A trained horticulturist who helped develop the Riverbanks Botanical Garden in Columbia, South Carolina, Jenks eventually turned his attention to the homeplace where he was raised. The circa 1750s home was already 100 years old by the time Redcliffe was built. His parents raised their family off the land and it’s this same land that Jenks uses to grow his renowned criniums and ships thousands of bulbs a year to gardeners eager to add these beloved plants to their landscape. Jenks offers several classes a year at the farm and he is the author of numerous books, including his latest “Funky Little Flower Farm” available at jenksfarmer.com or on Amazon.
When You Go:
There are many dining options in downtown Aiken including Malia’s for fine dining. Make sure to spend time checking out the boutiques in downtown.

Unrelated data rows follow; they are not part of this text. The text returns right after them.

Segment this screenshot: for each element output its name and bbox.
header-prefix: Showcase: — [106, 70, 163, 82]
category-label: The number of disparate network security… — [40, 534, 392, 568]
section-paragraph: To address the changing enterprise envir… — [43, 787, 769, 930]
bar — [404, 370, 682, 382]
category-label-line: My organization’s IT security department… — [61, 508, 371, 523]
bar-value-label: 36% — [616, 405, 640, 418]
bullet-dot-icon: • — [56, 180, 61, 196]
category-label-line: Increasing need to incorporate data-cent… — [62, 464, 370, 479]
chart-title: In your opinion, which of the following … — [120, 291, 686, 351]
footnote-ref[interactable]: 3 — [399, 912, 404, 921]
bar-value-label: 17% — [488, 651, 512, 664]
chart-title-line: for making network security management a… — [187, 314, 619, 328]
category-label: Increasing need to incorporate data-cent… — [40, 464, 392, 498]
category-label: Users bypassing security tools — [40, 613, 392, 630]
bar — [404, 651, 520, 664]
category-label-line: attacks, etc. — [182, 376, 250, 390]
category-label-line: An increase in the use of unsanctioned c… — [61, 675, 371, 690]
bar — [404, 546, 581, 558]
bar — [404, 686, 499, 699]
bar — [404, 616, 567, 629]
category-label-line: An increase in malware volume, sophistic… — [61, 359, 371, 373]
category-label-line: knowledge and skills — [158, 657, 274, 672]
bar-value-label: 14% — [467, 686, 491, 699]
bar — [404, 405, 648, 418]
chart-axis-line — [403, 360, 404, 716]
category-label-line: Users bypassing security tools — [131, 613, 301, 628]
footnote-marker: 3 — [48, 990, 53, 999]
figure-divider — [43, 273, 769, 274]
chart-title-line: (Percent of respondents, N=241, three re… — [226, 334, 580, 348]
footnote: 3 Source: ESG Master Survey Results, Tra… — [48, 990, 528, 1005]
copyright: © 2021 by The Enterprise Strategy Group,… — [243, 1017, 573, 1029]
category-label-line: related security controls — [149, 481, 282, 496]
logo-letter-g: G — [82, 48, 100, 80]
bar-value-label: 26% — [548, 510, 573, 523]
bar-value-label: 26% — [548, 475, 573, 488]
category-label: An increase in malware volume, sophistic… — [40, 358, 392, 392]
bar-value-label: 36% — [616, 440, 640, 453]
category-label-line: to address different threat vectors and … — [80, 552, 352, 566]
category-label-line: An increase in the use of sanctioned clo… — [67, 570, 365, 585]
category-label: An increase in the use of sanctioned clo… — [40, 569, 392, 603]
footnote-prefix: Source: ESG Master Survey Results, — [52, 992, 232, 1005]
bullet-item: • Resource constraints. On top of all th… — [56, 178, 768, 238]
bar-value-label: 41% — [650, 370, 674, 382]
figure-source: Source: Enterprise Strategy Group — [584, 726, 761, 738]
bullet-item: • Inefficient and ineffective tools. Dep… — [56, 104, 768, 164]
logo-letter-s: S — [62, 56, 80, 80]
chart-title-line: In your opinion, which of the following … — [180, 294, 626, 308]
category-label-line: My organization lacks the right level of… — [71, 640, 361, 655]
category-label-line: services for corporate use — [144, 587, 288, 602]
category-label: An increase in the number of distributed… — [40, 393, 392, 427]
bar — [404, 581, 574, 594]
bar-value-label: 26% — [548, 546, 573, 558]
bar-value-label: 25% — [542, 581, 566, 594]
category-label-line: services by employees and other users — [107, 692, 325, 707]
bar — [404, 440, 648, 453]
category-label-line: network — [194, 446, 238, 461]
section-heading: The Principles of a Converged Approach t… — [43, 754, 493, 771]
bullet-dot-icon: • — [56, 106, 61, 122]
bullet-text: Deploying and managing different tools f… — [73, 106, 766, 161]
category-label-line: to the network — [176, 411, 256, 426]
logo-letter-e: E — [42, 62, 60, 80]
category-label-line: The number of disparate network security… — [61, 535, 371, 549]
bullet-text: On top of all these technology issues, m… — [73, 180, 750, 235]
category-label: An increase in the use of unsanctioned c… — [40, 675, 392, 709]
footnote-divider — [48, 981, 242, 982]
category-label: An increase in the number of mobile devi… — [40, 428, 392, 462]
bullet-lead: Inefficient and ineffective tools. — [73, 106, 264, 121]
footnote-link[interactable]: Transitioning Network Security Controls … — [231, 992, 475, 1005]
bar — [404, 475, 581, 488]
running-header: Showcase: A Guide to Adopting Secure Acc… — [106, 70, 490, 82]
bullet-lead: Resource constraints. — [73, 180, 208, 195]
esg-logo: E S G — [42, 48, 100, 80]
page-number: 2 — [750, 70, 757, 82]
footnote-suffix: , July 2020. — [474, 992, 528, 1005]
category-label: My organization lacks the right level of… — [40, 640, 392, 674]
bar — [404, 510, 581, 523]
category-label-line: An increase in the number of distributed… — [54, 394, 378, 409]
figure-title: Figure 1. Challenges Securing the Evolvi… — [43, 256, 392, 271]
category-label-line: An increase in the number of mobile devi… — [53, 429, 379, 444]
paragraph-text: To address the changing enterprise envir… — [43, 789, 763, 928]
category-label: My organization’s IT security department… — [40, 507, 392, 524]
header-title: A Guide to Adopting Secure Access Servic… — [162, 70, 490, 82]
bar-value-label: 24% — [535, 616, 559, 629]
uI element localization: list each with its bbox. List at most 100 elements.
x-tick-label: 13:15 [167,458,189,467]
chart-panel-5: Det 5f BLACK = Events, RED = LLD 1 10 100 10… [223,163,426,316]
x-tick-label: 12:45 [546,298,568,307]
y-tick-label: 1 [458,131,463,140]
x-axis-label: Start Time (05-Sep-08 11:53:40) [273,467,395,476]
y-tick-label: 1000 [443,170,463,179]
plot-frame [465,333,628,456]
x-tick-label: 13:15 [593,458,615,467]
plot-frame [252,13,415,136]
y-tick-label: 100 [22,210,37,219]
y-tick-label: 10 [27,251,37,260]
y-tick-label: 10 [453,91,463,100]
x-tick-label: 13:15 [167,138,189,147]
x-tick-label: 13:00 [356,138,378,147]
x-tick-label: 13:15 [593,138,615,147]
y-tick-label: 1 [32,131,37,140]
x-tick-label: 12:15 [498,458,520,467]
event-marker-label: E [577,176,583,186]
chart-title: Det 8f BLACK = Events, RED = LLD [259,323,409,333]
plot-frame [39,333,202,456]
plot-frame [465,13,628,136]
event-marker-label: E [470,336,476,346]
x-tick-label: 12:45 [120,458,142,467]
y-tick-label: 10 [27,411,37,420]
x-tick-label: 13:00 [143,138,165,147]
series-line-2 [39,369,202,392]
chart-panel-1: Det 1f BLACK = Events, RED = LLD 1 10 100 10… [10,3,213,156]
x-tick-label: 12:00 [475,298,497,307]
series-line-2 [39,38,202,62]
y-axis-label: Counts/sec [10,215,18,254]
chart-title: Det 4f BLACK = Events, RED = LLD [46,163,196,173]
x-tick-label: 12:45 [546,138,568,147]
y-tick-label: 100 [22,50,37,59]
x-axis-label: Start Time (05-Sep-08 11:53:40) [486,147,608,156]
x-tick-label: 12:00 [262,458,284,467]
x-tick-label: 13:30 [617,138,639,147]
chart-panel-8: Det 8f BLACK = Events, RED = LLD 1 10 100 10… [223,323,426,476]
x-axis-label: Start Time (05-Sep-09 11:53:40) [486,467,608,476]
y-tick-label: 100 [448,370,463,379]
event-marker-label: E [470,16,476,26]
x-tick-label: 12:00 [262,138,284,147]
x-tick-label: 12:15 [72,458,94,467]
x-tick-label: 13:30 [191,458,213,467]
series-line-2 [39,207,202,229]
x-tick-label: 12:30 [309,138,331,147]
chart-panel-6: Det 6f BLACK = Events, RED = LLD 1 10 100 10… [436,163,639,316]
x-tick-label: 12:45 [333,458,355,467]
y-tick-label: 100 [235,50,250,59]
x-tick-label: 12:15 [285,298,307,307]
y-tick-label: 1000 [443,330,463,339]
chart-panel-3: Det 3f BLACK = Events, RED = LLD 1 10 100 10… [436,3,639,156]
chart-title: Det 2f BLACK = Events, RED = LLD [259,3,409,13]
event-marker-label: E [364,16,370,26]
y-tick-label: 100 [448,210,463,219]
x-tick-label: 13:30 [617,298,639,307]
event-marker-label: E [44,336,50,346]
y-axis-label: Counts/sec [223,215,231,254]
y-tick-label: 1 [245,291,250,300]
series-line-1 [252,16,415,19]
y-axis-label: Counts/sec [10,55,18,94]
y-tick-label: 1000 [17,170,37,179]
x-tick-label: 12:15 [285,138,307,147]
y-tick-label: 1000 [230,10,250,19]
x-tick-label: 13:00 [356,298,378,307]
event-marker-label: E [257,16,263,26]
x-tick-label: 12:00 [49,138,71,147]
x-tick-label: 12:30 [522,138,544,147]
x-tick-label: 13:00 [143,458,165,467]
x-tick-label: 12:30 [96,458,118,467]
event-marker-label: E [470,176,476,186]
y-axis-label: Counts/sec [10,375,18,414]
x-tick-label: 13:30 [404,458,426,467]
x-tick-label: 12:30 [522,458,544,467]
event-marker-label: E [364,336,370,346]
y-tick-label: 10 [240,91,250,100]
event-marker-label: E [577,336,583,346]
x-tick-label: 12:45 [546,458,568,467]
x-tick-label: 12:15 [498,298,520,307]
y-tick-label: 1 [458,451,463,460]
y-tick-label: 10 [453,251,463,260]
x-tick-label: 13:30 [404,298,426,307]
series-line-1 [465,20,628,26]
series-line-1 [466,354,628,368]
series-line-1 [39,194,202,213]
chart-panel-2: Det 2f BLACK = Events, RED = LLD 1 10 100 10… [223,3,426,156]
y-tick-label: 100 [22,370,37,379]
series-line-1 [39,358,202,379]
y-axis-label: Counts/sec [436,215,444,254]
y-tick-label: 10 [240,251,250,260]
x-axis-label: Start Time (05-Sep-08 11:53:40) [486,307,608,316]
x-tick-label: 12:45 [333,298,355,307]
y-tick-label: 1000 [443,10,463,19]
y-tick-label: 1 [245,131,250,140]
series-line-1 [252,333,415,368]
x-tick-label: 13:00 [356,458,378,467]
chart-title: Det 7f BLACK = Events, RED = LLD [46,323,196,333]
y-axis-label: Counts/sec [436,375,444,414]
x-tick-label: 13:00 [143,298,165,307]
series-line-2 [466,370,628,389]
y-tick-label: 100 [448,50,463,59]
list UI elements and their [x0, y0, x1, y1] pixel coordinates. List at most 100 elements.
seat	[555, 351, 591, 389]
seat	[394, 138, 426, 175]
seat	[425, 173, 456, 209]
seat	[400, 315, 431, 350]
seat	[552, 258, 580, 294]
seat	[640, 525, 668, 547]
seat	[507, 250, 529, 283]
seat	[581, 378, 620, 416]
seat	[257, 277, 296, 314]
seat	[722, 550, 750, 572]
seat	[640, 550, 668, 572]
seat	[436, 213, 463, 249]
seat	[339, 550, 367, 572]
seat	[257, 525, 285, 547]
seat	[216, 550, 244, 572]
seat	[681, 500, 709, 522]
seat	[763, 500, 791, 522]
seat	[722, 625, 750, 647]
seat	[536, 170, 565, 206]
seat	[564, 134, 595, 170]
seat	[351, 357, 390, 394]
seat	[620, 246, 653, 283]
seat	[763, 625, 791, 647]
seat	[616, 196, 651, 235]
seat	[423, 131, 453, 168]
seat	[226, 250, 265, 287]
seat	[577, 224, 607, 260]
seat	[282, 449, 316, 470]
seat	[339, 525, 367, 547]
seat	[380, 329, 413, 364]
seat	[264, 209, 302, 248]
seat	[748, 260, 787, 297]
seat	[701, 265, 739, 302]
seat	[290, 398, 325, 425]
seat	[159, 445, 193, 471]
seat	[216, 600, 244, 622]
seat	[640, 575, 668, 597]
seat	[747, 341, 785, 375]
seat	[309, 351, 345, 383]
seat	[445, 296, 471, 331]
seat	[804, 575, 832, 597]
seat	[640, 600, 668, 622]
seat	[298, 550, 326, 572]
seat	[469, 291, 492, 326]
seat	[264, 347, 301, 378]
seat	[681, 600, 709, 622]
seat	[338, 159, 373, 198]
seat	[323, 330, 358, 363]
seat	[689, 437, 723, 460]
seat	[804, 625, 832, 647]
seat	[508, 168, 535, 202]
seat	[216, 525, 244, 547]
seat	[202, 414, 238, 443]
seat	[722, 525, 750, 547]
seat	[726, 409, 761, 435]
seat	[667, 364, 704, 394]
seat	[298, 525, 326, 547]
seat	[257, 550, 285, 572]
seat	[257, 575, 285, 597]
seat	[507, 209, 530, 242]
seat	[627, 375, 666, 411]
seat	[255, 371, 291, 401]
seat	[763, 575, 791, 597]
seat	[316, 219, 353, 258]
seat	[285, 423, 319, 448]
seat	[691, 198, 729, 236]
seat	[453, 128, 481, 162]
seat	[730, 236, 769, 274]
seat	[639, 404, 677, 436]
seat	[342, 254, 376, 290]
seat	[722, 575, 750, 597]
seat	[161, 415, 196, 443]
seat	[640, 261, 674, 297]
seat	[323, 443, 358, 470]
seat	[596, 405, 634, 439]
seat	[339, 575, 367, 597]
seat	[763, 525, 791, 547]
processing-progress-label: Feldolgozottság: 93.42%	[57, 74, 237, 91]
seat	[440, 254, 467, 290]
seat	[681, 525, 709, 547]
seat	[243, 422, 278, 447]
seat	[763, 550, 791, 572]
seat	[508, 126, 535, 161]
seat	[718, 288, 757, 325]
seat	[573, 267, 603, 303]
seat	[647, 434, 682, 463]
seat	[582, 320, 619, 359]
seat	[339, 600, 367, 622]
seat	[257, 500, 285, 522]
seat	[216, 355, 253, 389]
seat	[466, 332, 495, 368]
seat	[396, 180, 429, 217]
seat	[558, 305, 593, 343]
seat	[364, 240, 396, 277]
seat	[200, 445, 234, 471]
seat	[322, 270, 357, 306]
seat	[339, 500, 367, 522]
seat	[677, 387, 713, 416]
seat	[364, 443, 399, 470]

Learn more about the region at the Aiken County Historical Museum housed in one of the Winter Colony homes. Called “Banksia” after the Lady Banks Rose, the museum houses an extensive collection of local history.
Hitchcock Woods is 2,100 acres with over 70-miles of trails that make up this urban forest. This dense assemblage of trees, mostly longleaf pine, is popular with hikers and runners, dog walkers, and equestrians. It’s also a perfect place to try out Shinrin-yoku or “forest-bathing.”
On the edge of downtown, take a drive on the unique dirt roads that make up Aiken’s century-old equestrian community. Be aware; Aiken is one of the few cities where horses have the right of way.
At the dawn of the nuclear age in the early 1950s, the U.S. government acquired over 300 acres of land outside of Aiken and relocated thousands of residents to build the Savannah River Plant to produce nuclear materials for the hydrogen bomb. The Savannah River Site Museum in downtown is worth a visit to understand this time of world tension and production of nuclear materials.